Neoliberal getrimmt

Leo Furtlehner über das Börsespiel

Bereits zum 21. Mal richten die „OÖ Nachrichten“ gemeinsam mit der Raiffeisen Landesbank und der Wiener Börse ein „Börsespiel“ aus. Gestartet am 28. Jänner wurde bereits zwei Tage später gejubelt, dass sich mehr als 4.000 Personen mit einem fiktiven Startkapital von 50.000 Euro beteiligen und 145 Schulklassen dafür angemeldet sind (OÖN, 30.1.2023).

Die Finanzwelt erklärt die „Droge Finanzmarkt“ zum Opium des Volkes. Raiffeisen-Boss Heinrich Schaller verbreitet „Weisheiten“ wie „Auf Krisenzeiten folgen sehr gute Börsejahre“ (OÖN, 28.1.2023). Freilich abgesichert durch Aussagen wie „Wenn man genug Atem hat und sich das auch leisten kann“.

Schaller sieht das „Börsespiel“ als Beitrag zur Finanz- und Wirtschaftsbildung der Jugend, um die es „insgesamt schlecht“ bestellt ist. Wie wahr, tun doch Wirtschaft, Finanzwelt und Politik alles, um uns allen streng neoliberal von klein auf zu erklären, dass man sein Geld für sich arbeiten lassen und Banken und Börsen vertrauen solle.

Wirkliches Finanz- und Wirtschaftswissen würde hingegen bedeuten, die Jugend früh genug über das Verhältnis von Lohnarbeit und Kapital, über Lohn, Preis und Profit aufklären. Damit die Menschen wissen, warum eine winzige Minderheit unermesslich reich, die große Mehrheit aber zunehmend armutsgefährdet ist. Damit nicht Umsatz mit Gewinn gleichgesetzt wird. Und dass Millionär*innen ihren Reichtum nicht aus unermüdlicher Arbeit schöpfen, sondern in der Regel durch leistungslose Erbschaft, durch Raub von Volkseigentum, durch kriminelle Machenschaften, vor allem aber aus dem Mehrwert der Lohnabhängigen in ihren Unternehmen.

Wenn Banken- und Börsehaie von Finanzwissen schwadronieren, meinen sie jedoch stets, wie man schon der Jugend eintrichtern kann, sich richtig im Minenfeld der Kapitalmärkte und Börsen zu bewegen. Auf eigene Gefahr natürlich, das versteht sich in der Hochrisikogesellschaft namens Kapitalismus doch wohl von selbst. Während täglich Medien berichten, wie leichtgläubigen Menschen von mit allen Wassern gewaschenen Kriminellen ihr bescheidenes Vermögen unter Vorspiegelung gigantischer Dividenden oder Gewinnen bei Glücksspielen an welchen sie gar nicht teilgenommen haben herausgelockt werden setzt man auf seriöse und zivilisierte Möglichkeiten an der Börse das große Geld zu machen.
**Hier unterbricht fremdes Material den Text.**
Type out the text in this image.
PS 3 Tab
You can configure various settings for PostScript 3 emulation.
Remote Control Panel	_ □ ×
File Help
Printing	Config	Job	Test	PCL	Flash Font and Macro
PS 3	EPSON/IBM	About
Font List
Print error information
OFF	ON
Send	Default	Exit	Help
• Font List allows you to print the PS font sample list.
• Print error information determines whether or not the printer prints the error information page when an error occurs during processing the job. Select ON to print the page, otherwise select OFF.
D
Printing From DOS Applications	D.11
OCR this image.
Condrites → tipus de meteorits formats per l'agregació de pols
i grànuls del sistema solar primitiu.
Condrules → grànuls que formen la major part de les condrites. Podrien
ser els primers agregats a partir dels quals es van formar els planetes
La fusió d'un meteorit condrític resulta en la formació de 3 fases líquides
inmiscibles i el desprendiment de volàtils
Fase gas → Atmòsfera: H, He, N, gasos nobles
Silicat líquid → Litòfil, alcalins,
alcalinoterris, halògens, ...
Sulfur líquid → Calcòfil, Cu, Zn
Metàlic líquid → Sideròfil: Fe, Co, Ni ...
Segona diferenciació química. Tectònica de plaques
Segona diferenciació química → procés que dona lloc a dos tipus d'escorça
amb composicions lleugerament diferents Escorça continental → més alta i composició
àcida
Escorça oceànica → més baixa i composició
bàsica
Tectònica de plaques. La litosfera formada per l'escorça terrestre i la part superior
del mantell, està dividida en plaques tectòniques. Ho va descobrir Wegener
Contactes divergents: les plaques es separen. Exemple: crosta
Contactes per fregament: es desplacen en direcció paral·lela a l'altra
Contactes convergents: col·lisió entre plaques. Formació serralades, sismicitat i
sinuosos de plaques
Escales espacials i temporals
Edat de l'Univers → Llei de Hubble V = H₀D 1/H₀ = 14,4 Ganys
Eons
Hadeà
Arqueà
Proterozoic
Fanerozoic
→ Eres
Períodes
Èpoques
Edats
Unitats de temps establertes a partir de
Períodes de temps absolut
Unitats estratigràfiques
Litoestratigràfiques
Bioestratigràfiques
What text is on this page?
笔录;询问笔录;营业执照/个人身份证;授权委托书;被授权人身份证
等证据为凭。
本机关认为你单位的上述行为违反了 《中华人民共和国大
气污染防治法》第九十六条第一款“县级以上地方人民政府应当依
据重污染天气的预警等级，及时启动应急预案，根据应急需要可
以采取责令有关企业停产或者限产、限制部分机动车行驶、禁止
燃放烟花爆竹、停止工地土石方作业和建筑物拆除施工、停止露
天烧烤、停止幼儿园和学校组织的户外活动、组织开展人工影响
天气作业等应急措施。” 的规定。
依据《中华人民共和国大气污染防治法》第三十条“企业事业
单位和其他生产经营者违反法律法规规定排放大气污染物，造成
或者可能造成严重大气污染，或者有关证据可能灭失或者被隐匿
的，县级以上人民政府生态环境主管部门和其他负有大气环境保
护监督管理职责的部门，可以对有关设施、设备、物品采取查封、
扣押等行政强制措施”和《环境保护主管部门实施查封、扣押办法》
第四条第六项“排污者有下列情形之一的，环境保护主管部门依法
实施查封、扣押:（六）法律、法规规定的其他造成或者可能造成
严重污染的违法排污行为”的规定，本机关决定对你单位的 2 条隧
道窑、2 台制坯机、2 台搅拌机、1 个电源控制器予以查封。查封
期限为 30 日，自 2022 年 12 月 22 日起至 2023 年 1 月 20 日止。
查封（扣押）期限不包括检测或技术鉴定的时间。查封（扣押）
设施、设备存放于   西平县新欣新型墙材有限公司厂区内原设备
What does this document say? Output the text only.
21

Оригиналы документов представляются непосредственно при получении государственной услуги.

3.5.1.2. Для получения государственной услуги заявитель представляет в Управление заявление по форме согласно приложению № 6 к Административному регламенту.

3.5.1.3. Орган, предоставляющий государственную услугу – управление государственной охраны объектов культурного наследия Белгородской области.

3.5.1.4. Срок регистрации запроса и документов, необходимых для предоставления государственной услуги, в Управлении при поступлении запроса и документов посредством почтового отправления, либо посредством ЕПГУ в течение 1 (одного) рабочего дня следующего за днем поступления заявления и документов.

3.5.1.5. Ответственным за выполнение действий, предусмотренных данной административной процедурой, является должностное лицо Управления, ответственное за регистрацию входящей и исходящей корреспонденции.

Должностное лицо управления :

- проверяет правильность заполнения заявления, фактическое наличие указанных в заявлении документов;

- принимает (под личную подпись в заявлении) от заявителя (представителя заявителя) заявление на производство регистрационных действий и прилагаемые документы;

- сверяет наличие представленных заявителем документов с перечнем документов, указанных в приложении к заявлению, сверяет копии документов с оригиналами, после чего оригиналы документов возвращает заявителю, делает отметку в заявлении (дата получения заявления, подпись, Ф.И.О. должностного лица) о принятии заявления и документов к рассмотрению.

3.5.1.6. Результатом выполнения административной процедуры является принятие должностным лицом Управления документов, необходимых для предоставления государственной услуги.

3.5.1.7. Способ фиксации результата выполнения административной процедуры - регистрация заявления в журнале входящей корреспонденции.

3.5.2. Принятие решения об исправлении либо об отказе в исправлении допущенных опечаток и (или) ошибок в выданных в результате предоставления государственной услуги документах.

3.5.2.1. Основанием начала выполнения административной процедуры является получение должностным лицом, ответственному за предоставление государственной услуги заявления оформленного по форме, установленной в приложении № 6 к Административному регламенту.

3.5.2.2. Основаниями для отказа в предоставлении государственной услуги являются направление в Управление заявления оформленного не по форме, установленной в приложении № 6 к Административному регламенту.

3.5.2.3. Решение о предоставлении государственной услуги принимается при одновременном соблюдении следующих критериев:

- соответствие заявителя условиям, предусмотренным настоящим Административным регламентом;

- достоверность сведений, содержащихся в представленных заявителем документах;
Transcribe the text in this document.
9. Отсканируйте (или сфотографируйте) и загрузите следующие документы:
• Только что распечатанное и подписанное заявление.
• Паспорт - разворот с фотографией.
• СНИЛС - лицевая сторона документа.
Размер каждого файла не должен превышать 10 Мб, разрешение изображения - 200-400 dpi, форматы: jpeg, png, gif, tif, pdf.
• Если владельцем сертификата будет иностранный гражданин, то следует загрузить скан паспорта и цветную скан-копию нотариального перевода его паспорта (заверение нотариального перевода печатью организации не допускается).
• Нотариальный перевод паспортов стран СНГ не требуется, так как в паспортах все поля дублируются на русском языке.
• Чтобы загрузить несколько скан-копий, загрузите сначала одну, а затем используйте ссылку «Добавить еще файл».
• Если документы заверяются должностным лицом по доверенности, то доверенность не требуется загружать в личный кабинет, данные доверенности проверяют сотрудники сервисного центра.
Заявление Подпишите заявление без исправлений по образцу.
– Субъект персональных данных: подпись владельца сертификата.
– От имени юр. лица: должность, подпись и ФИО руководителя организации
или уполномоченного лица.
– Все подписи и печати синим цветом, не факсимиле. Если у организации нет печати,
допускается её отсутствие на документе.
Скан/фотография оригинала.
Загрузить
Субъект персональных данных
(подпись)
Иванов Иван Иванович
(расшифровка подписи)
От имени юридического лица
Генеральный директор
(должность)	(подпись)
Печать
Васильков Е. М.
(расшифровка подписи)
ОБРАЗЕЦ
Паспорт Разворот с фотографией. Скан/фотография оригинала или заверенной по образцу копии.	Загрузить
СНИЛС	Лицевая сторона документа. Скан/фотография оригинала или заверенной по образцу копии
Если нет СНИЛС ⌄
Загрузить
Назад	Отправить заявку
Besonders widerlich ist bei diesem „Börsespiel“ allerdings, dass auch die Bildungsdirektion des Landes Oberösterreich und die Education Group – eine 100prozentige Tochterfirma der landeseigenen OÖ Landesholding – mitbeteiligt sind. Was zeigt, dass die aktuelle Politik mit aller Kraft daran arbeitet, die Menschen von klein auf ganz im neoliberalen Geiste zu trimmen und dafür Millionen an Steuer- geld verplempert.

Damit schließt sich der Kreis zum „Börsespiel“: Wenn Banken, Medien, Politik und „Expert*innen“ das Ziel darin sehen, die Menschen mit dem Finanzmarkt „vertraut“ zu machen, ihnen tagtäglich einhämmern, dass der „freie Wettbewerb“ ohnehin alles besser regelt als der vielgeschmähte Staat, dass die Finanzierung von Pensionen, Gesundheit etc. über Aktien besser wäre als über das als antiquiert abgestempelte Umlagensystem, dann steckt doch dahinter die Absicht den Menschen einzureden, sie hätten es in der Hand zum großen Geld zu kommen.